Frank doubted that she spoke for her husband with that promise, but he let it pass. He looked around the Lee flat as he had done at the O’Neals’, and what he saw here couldn’t have been more different. The furniture was fairly new and of high quality. They had carpets on the floor, draperies on the windows, and wallpaper on the walls. Paintings hung on long wires from the picture molding, and the bric-a-brac that was so fashionable was present in abundance, cluttering tabletops all around the room.

“Please, sit down,” Mrs. Lee said, indicating the overstuffed sofa.

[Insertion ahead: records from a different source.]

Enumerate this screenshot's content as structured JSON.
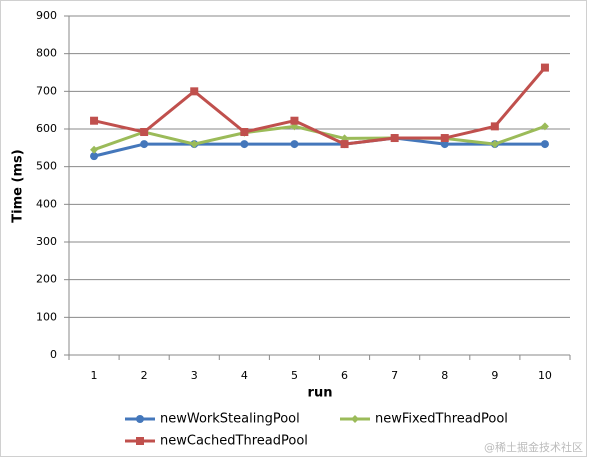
{
  "chart_data": {
    "type": "line",
    "x_label": "run",
    "y_label": "Time (ms)",
    "categories": [
      "1",
      "2",
      "3",
      "4",
      "5",
      "6",
      "7",
      "8",
      "9",
      "10"
    ],
    "series": [
      {
        "name": "newWorkStealingPool",
        "color": "#4477bb",
        "marker": "circle",
        "values": [
          528,
          560,
          560,
          560,
          560,
          560,
          576,
          560,
          560,
          560
        ]
      },
      {
        "name": "newFixedThreadPool",
        "color": "#9bbb59",
        "marker": "diamond",
        "values": [
          545,
          592,
          560,
          590,
          607,
          575,
          576,
          575,
          560,
          607
        ]
      },
      {
        "name": "newCachedThreadPool",
        "color": "#c0504d",
        "marker": "square",
        "values": [
          622,
          592,
          700,
          592,
          622,
          560,
          576,
          576,
          607,
          763
        ]
      }
    ],
    "ylim": [
      0,
      900
    ],
    "yticks": [
      0,
      100,
      200,
      300,
      400,
      500,
      600,
      700,
      800,
      900
    ],
    "grid": true,
    "watermark": "@稀土掘金技术社区"
  }
}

Frank took the offered seat gratefully, and also accepted a cup of coffee. Minnie Lee was an interesting lady, Frank decided after watching her for a few minutes as she served him. She must have been a typical Irish girl once, big boned and hearty. Not blessed with beauty, she would have been hard pressed to find a hardworking white man to marry her. Men with something to offer had their pick, and they invariably picked the pretty ones. The rest of the men, the worthless ones, would use whatever charm they possessed to find a woman who’d be willing to slave for them and bear their children and keep them in beer money by doing piecework eighteen hours a day in a suffocating tenement flat. That was the life Mrs. O’Neal had chosen. Minnie Lee had taken a different path.

Choosing to marry outside her race had probably cost her some friends and maybe earned her the disapproval of her family, if she had any to disapprove. In exchange, she lived in a nice house and wore good clothes and never had to worry about her children starving.